Dans la jeune République algérienne, née des affres de la guerre d’indépendance, se greffe une autre considération, plus politique.
Jamais des recherches préventives d’une telle ampleur n’avaient été entreprises.
Tout juste avait-on trouvé, au hasard des coups de pioche, quelques pièces puniques ou les restes d’une domus romaine.
Le pays ancre son nationalisme dans la lutte contre le colonialisme. Mais l’histoire de cette terre est celle de l’assimilation successive par les populations berbères des apports extérieurs, qu’ils soient envahisseurs ou protecteurs encombrants.
La ville aura été Ikosim, Icosium, El-Djezaïr puis Alger. Phéniciens, Romains, Vandales, chrétiens, pirates, conquérants arabes, janissaires de l’Empire ottoman ont ainsi laissé leurs empreintes successives dans le sol, pris et donné, pillé et enrichi.
Les Français sont venus à leur tour.

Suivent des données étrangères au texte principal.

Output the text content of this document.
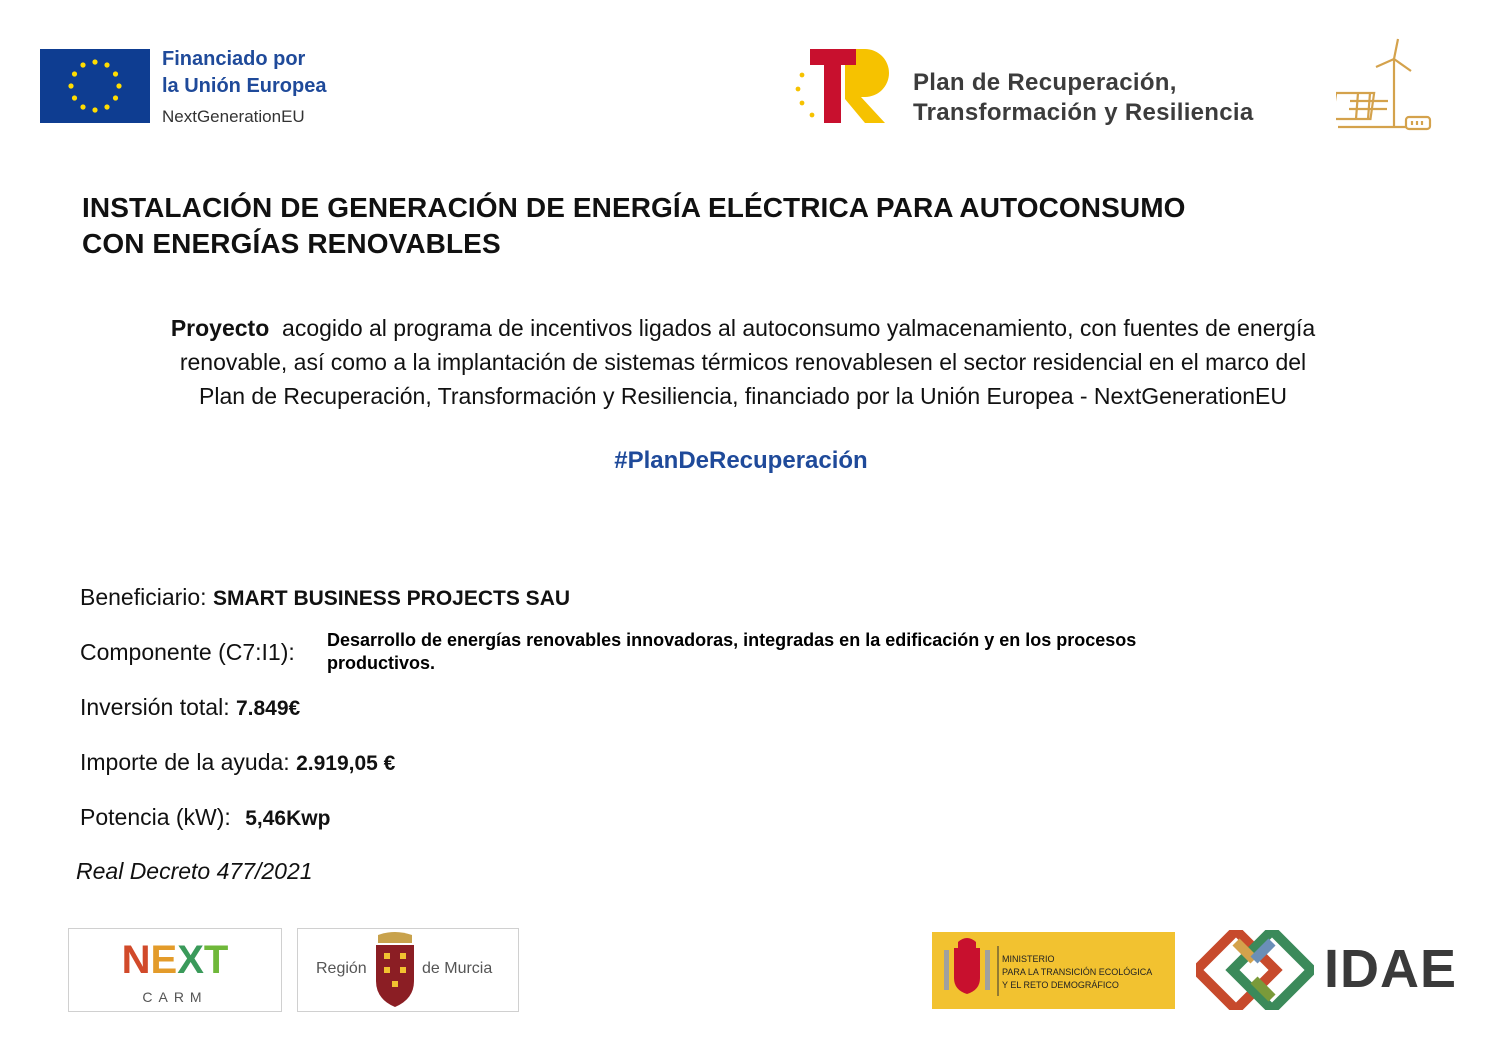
Financiado por
la Unión Europea
NextGenerationEU
Plan de Recuperación,
Transformación y Resiliencia
INSTALACIÓN DE GENERACIÓN DE ENERGÍA ELÉCTRICA PARA AUTOCONSUMO
CON ENERGÍAS RENOVABLES
Proyecto  acogido al programa de incentivos ligados al autoconsumo yalmacenamiento, con fuentes de energía
renovable, así como a la implantación de sistemas térmicos renovablesen el sector residencial en el marco del
Plan de Recuperación, Transformación y Resiliencia, financiado por la Unión Europea - NextGenerationEU
#PlanDeRecuperación
Beneficiario: SMART BUSINESS PROJECTS SAU
Componente (C7:I1): Desarrollo de energías renovables innovadoras, integradas en la edificación y en los procesos
productivos.
Inversión total: 7.849€
Importe de la ayuda: 2.919,05 €
Potencia (kW): 5,46Kwp
Real Decreto 477/2021
NEXT
CARM
Región	de Murcia
MINISTERIO
PARA LA TRANSICIÓN ECOLÓGICA
Y EL RETO DEMOGRÁFICO	IDAE
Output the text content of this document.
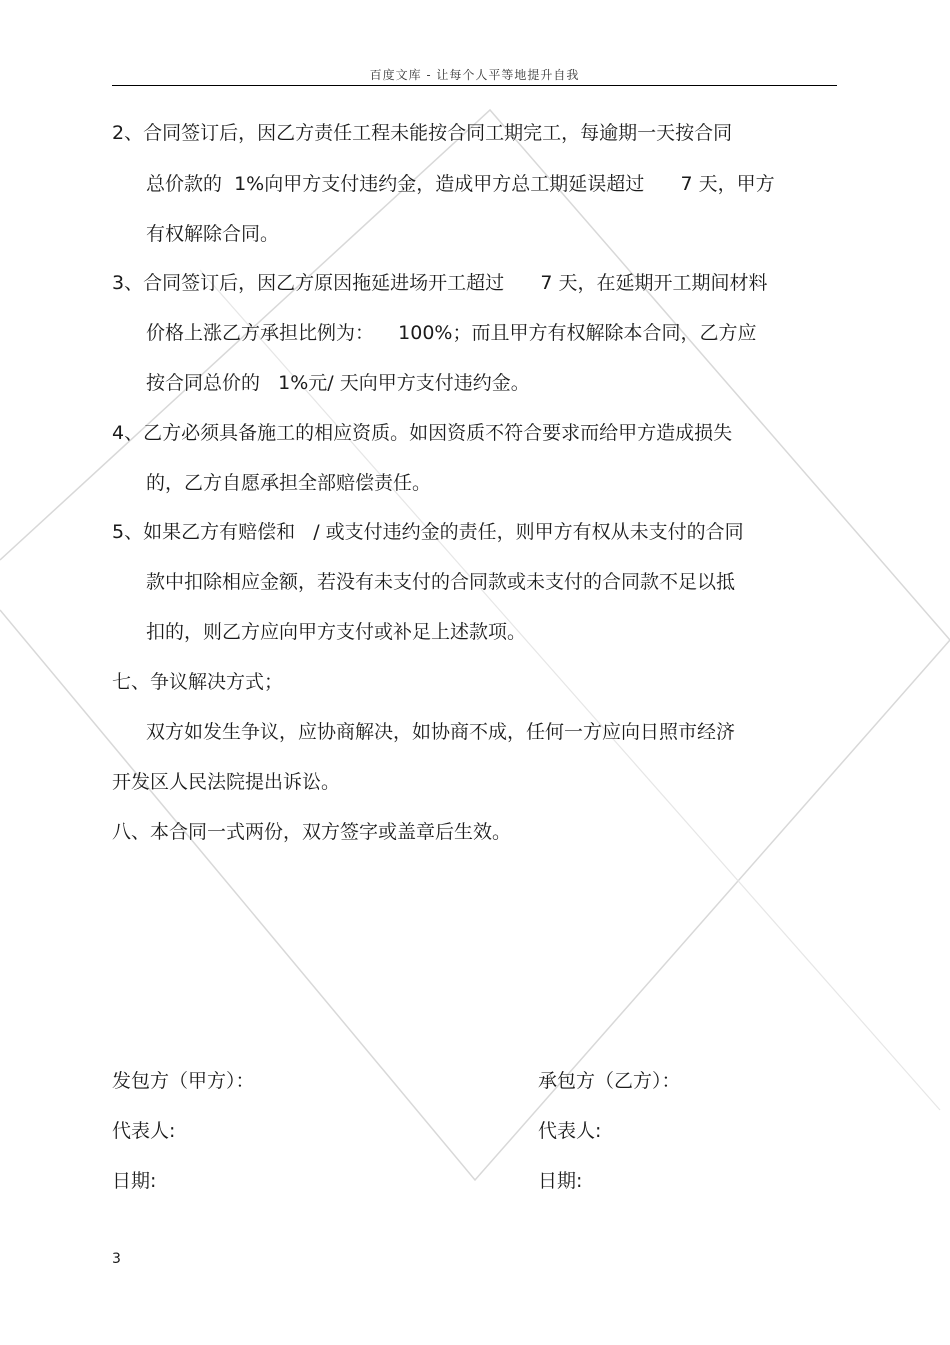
百度文库 - 让每个人平等地提升自我
2、合同签订后，因乙方责任工程未能按合同工期完工，每逾期一天按合同
总价款的  1%向甲方支付违约金，造成甲方总工期延误超过      7 天，甲方
有权解除合同。
3、合同签订后，因乙方原因拖延进场开工超过      7 天，在延期开工期间材料
价格上涨乙方承担比例为：    100%；而且甲方有权解除本合同，乙方应
按合同总价的   1%元/ 天向甲方支付违约金。
4、乙方必须具备施工的相应资质。如因资质不符合要求而给甲方造成损失
的，乙方自愿承担全部赔偿责任。
5、如果乙方有赔偿和   / 或支付违约金的责任，则甲方有权从未支付的合同
款中扣除相应金额，若没有未支付的合同款或未支付的合同款不足以抵
扣的，则乙方应向甲方支付或补足上述款项。
七、争议解决方式；
双方如发生争议，应协商解决，如协商不成，任何一方应向日照市经济
开发区人民法院提出诉讼。
八、本合同一式两份，双方签字或盖章后生效。
发包方（甲方）：	承包方（乙方）：
代表人:	代表人:
日期:	日期:
3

Ils ont remanié la basse Casbah, au milieu du XIXe siècle, ont construit des immeubles haussmanniens avec les matériaux trouvés sur place.
Mais chaque nouvel arrivant semble avoir fait de même, comme l’atteste le réemploi des pierres.
« Nous découlons d’un brassage des civilisations », en conclut Kamel Stiti. Très suivi par les médias algériens, le chantier archéologique est ainsi devenu une quête identitaire.